Papers or no papers, the door of this house stands open for him; he is the rightful heir, forsooth! If we sought to exclude him, all would redound against poor Henry, and I should see him stoned again upon the streets. Ah! if Henry dies, it is a different matter! They have broke the entail for their own good purposes; the estate goes to my daughter; and I shall see who sets a foot upon it. But if Henry lives, my poor Mr. Mackellar, and that man returns, we must suffer: only this time it will be together."
On the whole I was well pleased with Mrs. Henry's attitude of mind; nor could I even deny there was some cogency in that which she advanced about the papers.
"Let us say no more about it," said I. "I can only be sorry I trusted a lady with the originals, which was an unbusinesslike proceeding at the best. As for what I said of leaving the service of the family, it was spoken with the tongue only; and you may set your mind at rest. I belong to Durrisdeer, Mrs. Henry, as if I had been born there."

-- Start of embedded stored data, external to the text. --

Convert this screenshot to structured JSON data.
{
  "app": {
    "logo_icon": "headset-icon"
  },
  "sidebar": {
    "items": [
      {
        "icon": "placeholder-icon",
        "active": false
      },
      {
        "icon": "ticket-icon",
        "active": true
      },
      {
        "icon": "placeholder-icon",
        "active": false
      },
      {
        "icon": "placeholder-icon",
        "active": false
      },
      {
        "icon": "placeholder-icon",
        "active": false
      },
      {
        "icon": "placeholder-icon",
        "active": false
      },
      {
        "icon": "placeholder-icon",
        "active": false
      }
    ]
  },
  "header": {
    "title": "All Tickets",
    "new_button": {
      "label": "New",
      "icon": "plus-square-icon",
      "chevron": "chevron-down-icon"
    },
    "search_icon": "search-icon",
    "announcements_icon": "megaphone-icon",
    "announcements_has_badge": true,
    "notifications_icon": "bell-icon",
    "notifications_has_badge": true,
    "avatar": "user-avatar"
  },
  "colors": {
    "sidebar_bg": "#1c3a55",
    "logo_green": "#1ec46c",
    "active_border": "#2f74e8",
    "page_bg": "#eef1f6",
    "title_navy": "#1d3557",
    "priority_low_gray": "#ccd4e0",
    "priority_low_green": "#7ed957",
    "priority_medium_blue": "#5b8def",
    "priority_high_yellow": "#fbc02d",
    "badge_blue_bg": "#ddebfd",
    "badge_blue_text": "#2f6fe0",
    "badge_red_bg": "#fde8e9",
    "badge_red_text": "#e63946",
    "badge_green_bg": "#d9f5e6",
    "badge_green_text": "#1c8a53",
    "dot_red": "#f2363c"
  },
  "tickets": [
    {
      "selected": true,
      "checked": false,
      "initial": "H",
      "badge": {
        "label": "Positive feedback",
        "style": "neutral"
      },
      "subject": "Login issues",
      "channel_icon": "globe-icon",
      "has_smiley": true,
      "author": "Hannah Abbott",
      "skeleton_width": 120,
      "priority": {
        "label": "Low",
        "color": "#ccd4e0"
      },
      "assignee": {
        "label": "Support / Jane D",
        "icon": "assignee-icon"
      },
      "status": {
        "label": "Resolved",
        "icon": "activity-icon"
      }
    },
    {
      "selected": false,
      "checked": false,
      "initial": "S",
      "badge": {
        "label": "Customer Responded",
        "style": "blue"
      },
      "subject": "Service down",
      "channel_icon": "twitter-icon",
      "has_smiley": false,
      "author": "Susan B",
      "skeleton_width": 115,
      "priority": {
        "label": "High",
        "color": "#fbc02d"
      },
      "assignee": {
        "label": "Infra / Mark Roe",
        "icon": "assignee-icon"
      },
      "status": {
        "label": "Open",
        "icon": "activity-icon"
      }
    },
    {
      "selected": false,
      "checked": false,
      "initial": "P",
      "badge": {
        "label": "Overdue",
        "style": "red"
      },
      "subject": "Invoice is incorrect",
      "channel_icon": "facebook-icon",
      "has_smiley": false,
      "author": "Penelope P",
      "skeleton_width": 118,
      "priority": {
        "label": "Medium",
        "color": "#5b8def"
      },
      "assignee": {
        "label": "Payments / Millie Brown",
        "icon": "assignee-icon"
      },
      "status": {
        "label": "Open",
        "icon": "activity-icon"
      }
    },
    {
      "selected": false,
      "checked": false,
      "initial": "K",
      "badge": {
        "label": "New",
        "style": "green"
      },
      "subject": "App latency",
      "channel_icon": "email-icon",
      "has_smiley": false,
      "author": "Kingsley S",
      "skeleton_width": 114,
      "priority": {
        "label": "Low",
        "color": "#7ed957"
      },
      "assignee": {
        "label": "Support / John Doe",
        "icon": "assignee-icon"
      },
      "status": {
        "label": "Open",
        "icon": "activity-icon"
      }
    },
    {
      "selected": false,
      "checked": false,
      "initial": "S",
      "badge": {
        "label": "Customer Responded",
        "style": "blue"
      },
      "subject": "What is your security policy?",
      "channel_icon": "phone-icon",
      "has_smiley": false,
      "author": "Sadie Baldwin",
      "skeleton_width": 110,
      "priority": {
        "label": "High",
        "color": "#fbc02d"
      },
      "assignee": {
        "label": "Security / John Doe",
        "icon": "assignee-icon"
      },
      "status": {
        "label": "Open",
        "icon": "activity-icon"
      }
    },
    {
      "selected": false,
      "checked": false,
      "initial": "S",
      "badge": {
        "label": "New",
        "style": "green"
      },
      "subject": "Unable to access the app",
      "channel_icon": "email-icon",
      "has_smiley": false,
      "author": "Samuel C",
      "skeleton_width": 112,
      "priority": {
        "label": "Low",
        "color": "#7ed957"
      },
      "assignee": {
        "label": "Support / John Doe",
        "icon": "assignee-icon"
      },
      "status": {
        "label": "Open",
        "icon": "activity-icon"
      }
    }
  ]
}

I must do her the justice to say she seemed perfectly relieved; so that we began this morning, as we were to continue for so many years, on a proper ground of mutual indulgence and respect.
The same day, which was certainly prededicate to joy, we observed the first signal of recovery in Mr. Henry; and about three of the following afternoon he found his mind again, recognising me by name with the strongest evidences of affection. Mrs. Henry was also in the room, at the bedfoot; but it did not appear that he observed her. And indeed (the fever being gone) he was so weak that he made but the one effort and sank again into lethargy. The course of his restoration was now slow but equal; every day his appetite improved; every week we were able to remark an increase both of strength and flesh; and before the end of the month he was out of bed and had even begun to be carried in his chair upon the terrace.
It was perhaps at this time that Mrs. Henry and I were the most uneasy in mind. Apprehension for his days was at an end; and a worse fear succeeded. Every day we drew consciously nearer to a day of reckoning; and the days passed on, and still there was nothing. Mr. Henry bettered in strength, he held long talks with us on a great diversity of subjects, his father came and sat with him and went again; and still there was no reference to the late tragedy or to the former troubles which had brought it on. Did he remember, and conceal his dreadful knowledge? or was the whole blotted from his mind? This was the problem that kept us watching and trembling all day when we were in his company and held us awake at night when we were in our lonely beds. We knew not even which alternative to hope for, both appearing so unnatural and pointing so directly to an unsound brain. Once this fear offered, I observed his conduct with sedulous particularity. Something of the child he exhibited: a cheerfulness quite foreign to his previous character, an interest readily aroused, and then very tenacious, in small matters which he had heretofore despised. When he was stricken down, I was his only confidant, and I may say his only friend, and he was on terms of division with his wife; upon his recovery, all was changed, the past forgotten, the wife first and even single in his thoughts. He turned to her with all his emotions, like a child to its mother, and seemed secure of sympathy; called her in all his needs with something of that querulous familiarity that marks a certainty of indulgence; and I must say, in justice to the woman, he was never disappointed. To her, indeed, this changed behaviour was inexpressibly affecting; and I think she felt it secretly as a reproach; so that I have seen her, in early days, escape out of the room that she might indulge herself in weeping. But to me the change appeared not natural; and viewing it along with all the rest, I began to wonder, with many head-shakings, whether his reason were perfectly erect.
As this doubt stretched over many years, endured indeed until my master's death, and clouded all our subsequent relations, I may well consider of it more at large.